Some friends mentioned quirkier hometown offerings. Christian Lambert (SFS ‘13), of Elmira, N.Y., enlightened me with the wonders of “green stuff,” marshmallow fluff with green food coloring. “We put it on everything.” he said.

“The one food that is very specific to Erie, Pa. is the pepperoni ball – a ball of soft bread with oodles of butter and pepperoni on the inside,” Amanda Lanzillo (SFS ’13) said. “However, my parents are sort of health freaks, so we rarely eat them. Although, I used to buy them outside my high school at home after a bad exam or stressful day.” I would too, Amanda. On any day of the week …

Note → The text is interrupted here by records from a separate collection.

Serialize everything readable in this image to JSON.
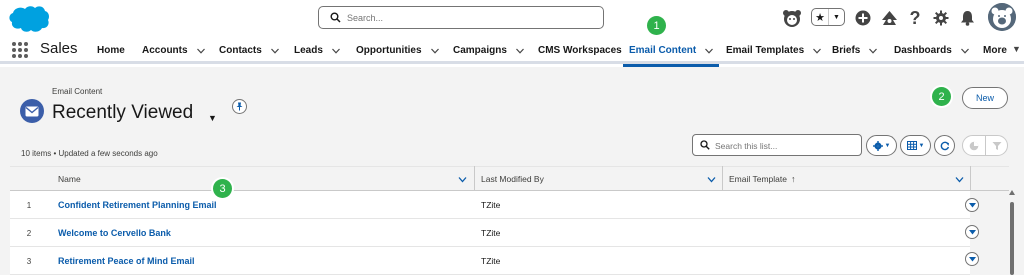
{
  "global_header": {
    "logo": "salesforce-cloud-logo",
    "search_placeholder": "Search...",
    "utility_icons": [
      "astro-icon",
      "favorites-star-icon",
      "global-actions-plus-icon",
      "trailhead-icon",
      "help-icon",
      "setup-gear-icon",
      "notifications-bell-icon",
      "user-avatar"
    ]
  },
  "nav": {
    "app_name": "Sales",
    "items": [
      {
        "label": "Home",
        "has_menu": false,
        "active": false
      },
      {
        "label": "Accounts",
        "has_menu": true,
        "active": false
      },
      {
        "label": "Contacts",
        "has_menu": true,
        "active": false
      },
      {
        "label": "Leads",
        "has_menu": true,
        "active": false
      },
      {
        "label": "Opportunities",
        "has_menu": true,
        "active": false
      },
      {
        "label": "Campaigns",
        "has_menu": true,
        "active": false
      },
      {
        "label": "CMS Workspaces",
        "has_menu": false,
        "active": false
      },
      {
        "label": "Email Content",
        "has_menu": true,
        "active": true
      },
      {
        "label": "Email Templates",
        "has_menu": true,
        "active": false
      },
      {
        "label": "Briefs",
        "has_menu": true,
        "active": false
      },
      {
        "label": "Dashboards",
        "has_menu": true,
        "active": false
      },
      {
        "label": "More",
        "has_menu": true,
        "active": false
      }
    ]
  },
  "list_header": {
    "object_label": "Email Content",
    "list_view_name": "Recently Viewed",
    "new_button": "New",
    "status": "10 items • Updated a few seconds ago",
    "search_placeholder": "Search this list..."
  },
  "table": {
    "columns": [
      {
        "label": "Name"
      },
      {
        "label": "Last Modified By"
      },
      {
        "label": "Email Template",
        "sorted": "ascending"
      }
    ],
    "rows": [
      {
        "num": "1",
        "name": "Confident Retirement Planning Email",
        "modified_by": "TZite"
      },
      {
        "num": "2",
        "name": "Welcome to Cervello Bank",
        "modified_by": "TZite"
      },
      {
        "num": "3",
        "name": "Retirement Peace of Mind Email",
        "modified_by": "TZite"
      }
    ]
  },
  "step_badges": [
    "1",
    "2",
    "3"
  ],
  "colors": {
    "brand_blue": "#0b5cab",
    "salesforce_cloud": "#00a1e0",
    "object_icon": "#3b5ea9",
    "step_badge": "#2fb24c"
  }
}
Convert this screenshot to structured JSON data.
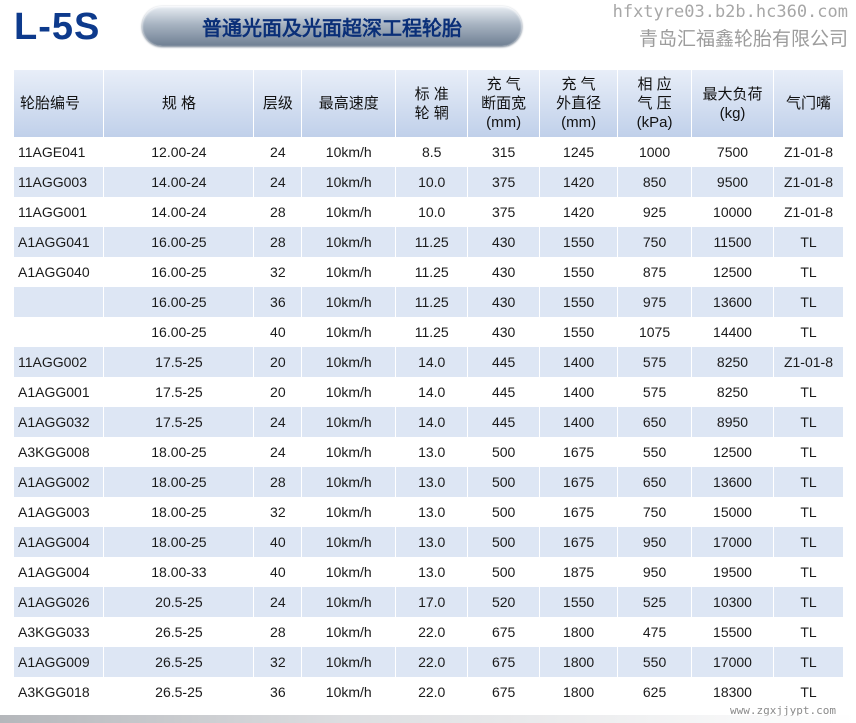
{
  "header": {
    "model": "L-5S",
    "banner": "普通光面及光面超深工程轮胎",
    "watermark_url": "hfxtyre03.b2b.hc360.com",
    "watermark_company": "青岛汇福鑫轮胎有限公司",
    "watermark_bottom": "www.zgxjjypt.com"
  },
  "table": {
    "headers": [
      {
        "l1": "轮胎编号"
      },
      {
        "l1": "规 格"
      },
      {
        "l1": "层级"
      },
      {
        "l1": "最高速度"
      },
      {
        "l1": "标 准",
        "l2": "轮 辋"
      },
      {
        "l1": "充  气",
        "l2": "断面宽",
        "l3": "(mm)"
      },
      {
        "l1": "充  气",
        "l2": "外直径",
        "l3": "(mm)"
      },
      {
        "l1": "相 应",
        "l2": "气 压",
        "l3": "(kPa)"
      },
      {
        "l1": "最大负荷",
        "l2": "(kg)"
      },
      {
        "l1": "气门嘴"
      }
    ],
    "rows": [
      [
        "11AGE041",
        "12.00-24",
        "24",
        "10km/h",
        "8.5",
        "315",
        "1245",
        "1000",
        "7500",
        "Z1-01-8"
      ],
      [
        "11AGG003",
        "14.00-24",
        "24",
        "10km/h",
        "10.0",
        "375",
        "1420",
        "850",
        "9500",
        "Z1-01-8"
      ],
      [
        "11AGG001",
        "14.00-24",
        "28",
        "10km/h",
        "10.0",
        "375",
        "1420",
        "925",
        "10000",
        "Z1-01-8"
      ],
      [
        "A1AGG041",
        "16.00-25",
        "28",
        "10km/h",
        "11.25",
        "430",
        "1550",
        "750",
        "11500",
        "TL"
      ],
      [
        "A1AGG040",
        "16.00-25",
        "32",
        "10km/h",
        "11.25",
        "430",
        "1550",
        "875",
        "12500",
        "TL"
      ],
      [
        "",
        "16.00-25",
        "36",
        "10km/h",
        "11.25",
        "430",
        "1550",
        "975",
        "13600",
        "TL"
      ],
      [
        "",
        "16.00-25",
        "40",
        "10km/h",
        "11.25",
        "430",
        "1550",
        "1075",
        "14400",
        "TL"
      ],
      [
        "11AGG002",
        "17.5-25",
        "20",
        "10km/h",
        "14.0",
        "445",
        "1400",
        "575",
        "8250",
        "Z1-01-8"
      ],
      [
        "A1AGG001",
        "17.5-25",
        "20",
        "10km/h",
        "14.0",
        "445",
        "1400",
        "575",
        "8250",
        "TL"
      ],
      [
        "A1AGG032",
        "17.5-25",
        "24",
        "10km/h",
        "14.0",
        "445",
        "1400",
        "650",
        "8950",
        "TL"
      ],
      [
        "A3KGG008",
        "18.00-25",
        "24",
        "10km/h",
        "13.0",
        "500",
        "1675",
        "550",
        "12500",
        "TL"
      ],
      [
        "A1AGG002",
        "18.00-25",
        "28",
        "10km/h",
        "13.0",
        "500",
        "1675",
        "650",
        "13600",
        "TL"
      ],
      [
        "A1AGG003",
        "18.00-25",
        "32",
        "10km/h",
        "13.0",
        "500",
        "1675",
        "750",
        "15000",
        "TL"
      ],
      [
        "A1AGG004",
        "18.00-25",
        "40",
        "10km/h",
        "13.0",
        "500",
        "1675",
        "950",
        "17000",
        "TL"
      ],
      [
        "A1AGG004",
        "18.00-33",
        "40",
        "10km/h",
        "13.0",
        "500",
        "1875",
        "950",
        "19500",
        "TL"
      ],
      [
        "A1AGG026",
        "20.5-25",
        "24",
        "10km/h",
        "17.0",
        "520",
        "1550",
        "525",
        "10300",
        "TL"
      ],
      [
        "A3KGG033",
        "26.5-25",
        "28",
        "10km/h",
        "22.0",
        "675",
        "1800",
        "475",
        "15500",
        "TL"
      ],
      [
        "A1AGG009",
        "26.5-25",
        "32",
        "10km/h",
        "22.0",
        "675",
        "1800",
        "550",
        "17000",
        "TL"
      ],
      [
        "A3KGG018",
        "26.5-25",
        "36",
        "10km/h",
        "22.0",
        "675",
        "1800",
        "625",
        "18300",
        "TL"
      ]
    ]
  }
}
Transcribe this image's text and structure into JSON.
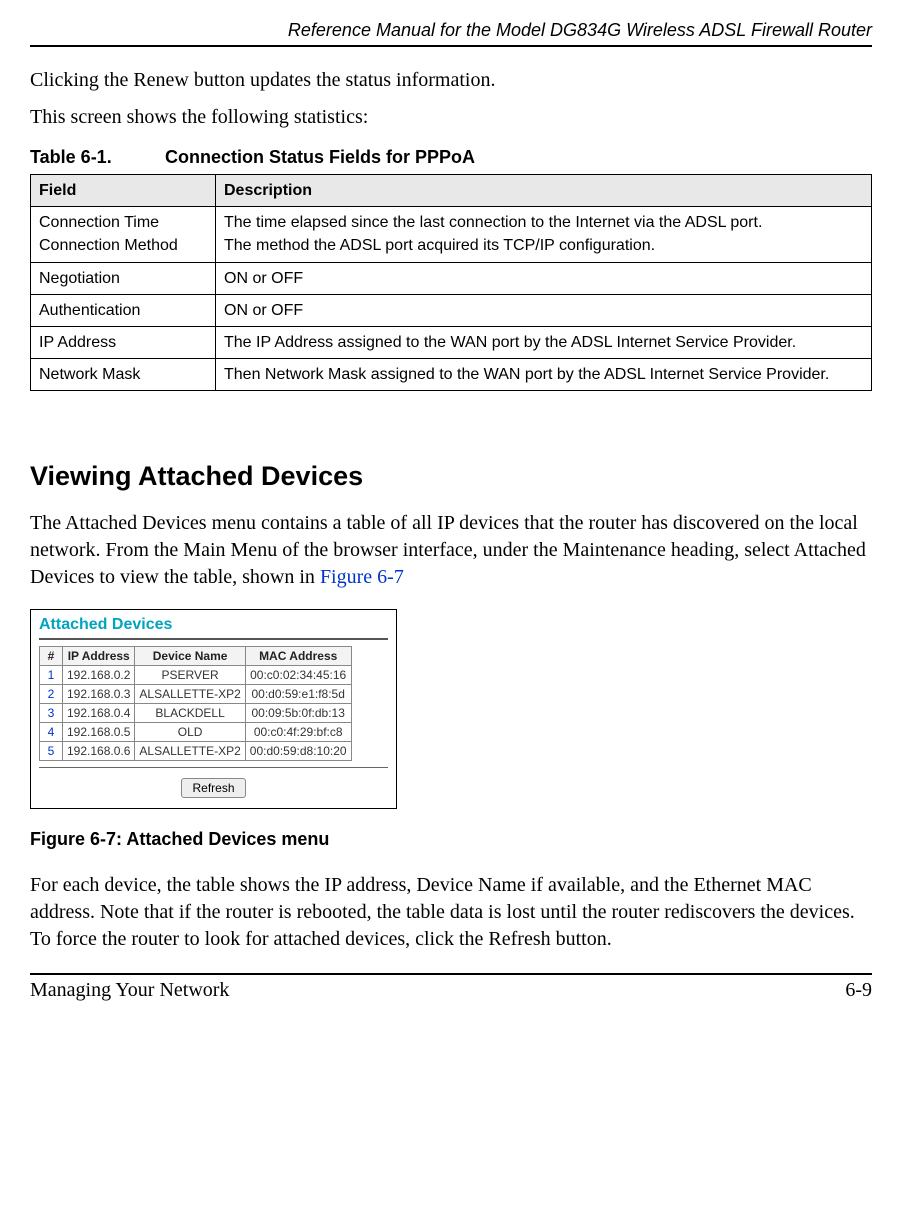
{
  "header": {
    "title": "Reference Manual for the Model DG834G Wireless ADSL Firewall Router"
  },
  "intro": {
    "p1": "Clicking the Renew button updates the status information.",
    "p2": "This screen shows the following statistics:"
  },
  "table61": {
    "label": "Table 6-1.",
    "title": "Connection Status Fields for PPPoA",
    "headers": {
      "field": "Field",
      "desc": "Description"
    },
    "rows": [
      {
        "field1": "Connection Time",
        "field2": "Connection Method",
        "desc1": "The time elapsed since the last connection to the Internet via the ADSL port.",
        "desc2": "The method the ADSL port acquired its TCP/IP configuration."
      },
      {
        "field": "Negotiation",
        "desc": "ON or OFF"
      },
      {
        "field": "Authentication",
        "desc": "ON or OFF"
      },
      {
        "field": "IP Address",
        "desc": "The IP Address assigned to the WAN port by the ADSL Internet Service Provider."
      },
      {
        "field": "Network Mask",
        "desc": "Then Network Mask assigned to the WAN port by the ADSL Internet Service Provider."
      }
    ]
  },
  "section": {
    "heading": "Viewing Attached Devices",
    "p1a": "The Attached Devices menu contains a table of all IP devices that the router has discovered on the local network. From the Main Menu of the browser interface, under the Maintenance heading, select Attached Devices to view the table, shown in ",
    "figref": "Figure 6-7",
    "p2": "For each device, the table shows the IP address, Device Name if available, and the Ethernet MAC address. Note that if the router is rebooted, the table data is lost until the router rediscovers the devices. To force the router to look for attached devices, click the Refresh button."
  },
  "figure": {
    "title": "Attached Devices",
    "headers": {
      "hash": "#",
      "ip": "IP Address",
      "name": "Device Name",
      "mac": "MAC Address"
    },
    "rows": [
      {
        "n": "1",
        "ip": "192.168.0.2",
        "name": "PSERVER",
        "mac": "00:c0:02:34:45:16"
      },
      {
        "n": "2",
        "ip": "192.168.0.3",
        "name": "ALSALLETTE-XP2",
        "mac": "00:d0:59:e1:f8:5d"
      },
      {
        "n": "3",
        "ip": "192.168.0.4",
        "name": "BLACKDELL",
        "mac": "00:09:5b:0f:db:13"
      },
      {
        "n": "4",
        "ip": "192.168.0.5",
        "name": "OLD",
        "mac": "00:c0:4f:29:bf:c8"
      },
      {
        "n": "5",
        "ip": "192.168.0.6",
        "name": "ALSALLETTE-XP2",
        "mac": "00:d0:59:d8:10:20"
      }
    ],
    "refresh": "Refresh",
    "caption": "Figure 6-7:  Attached Devices menu"
  },
  "footer": {
    "left": "Managing Your Network",
    "right": "6-9"
  }
}
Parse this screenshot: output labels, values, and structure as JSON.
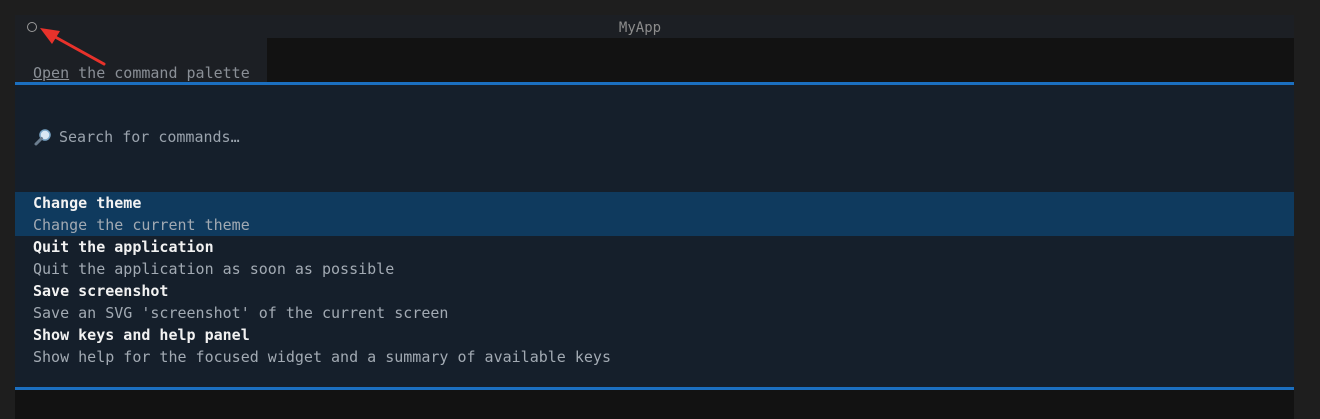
{
  "window": {
    "title": "MyApp"
  },
  "header": {
    "open_link": "Open",
    "rest_text": " the command palette"
  },
  "search": {
    "placeholder": "Search for commands…"
  },
  "commands": [
    {
      "title": "Change theme",
      "description": "Change the current theme",
      "selected": true
    },
    {
      "title": "Quit the application",
      "description": "Quit the application as soon as possible",
      "selected": false
    },
    {
      "title": "Save screenshot",
      "description": "Save an SVG 'screenshot' of the current screen",
      "selected": false
    },
    {
      "title": "Show keys and help panel",
      "description": "Show help for the focused widget and a summary of available keys",
      "selected": false
    }
  ],
  "icons": {
    "window_button": "circle-icon",
    "search": "magnifier-icon",
    "annotation": "red-arrow-icon"
  },
  "colors": {
    "accent": "#1b6fc0",
    "selected_row": "#0f3a5e",
    "palette_bg": "#151f2b",
    "annotation_arrow": "#e8322b"
  }
}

Others love foods that aren’t state-specific, but home just wouldn’t be home without them. Ani Zotti (SFS ’13) frequents Little India on Chicago, Ill.’s Devon Avenue “The best time to go is right around twilight in the summer, when you can experience a whole feast just by walking along the street and smelling all the different dinners that are being cooked by little old wrinkly Indian women in colorful saris,” she said.

Daniel Healy (COL ’13), from Southborough, Mass., always makes sure to stop by his grandmother’s house for authentic pierogi whenever he’s home.

Jordan Denari (SFS ’13) looks forward to simple pleasures at home in Indianapolis, Ind., like homemade popcorn made in her family’s movie theatre style popper.

One of the things I love most about Georgetown is that many students seem to come here on their own, without many peers from high school or their hometowns, making it so easy to meet people from different places. I’m lucky to have friends in all corners of the country — and hope to sample all of the unique foods their hometowns have to offer someday!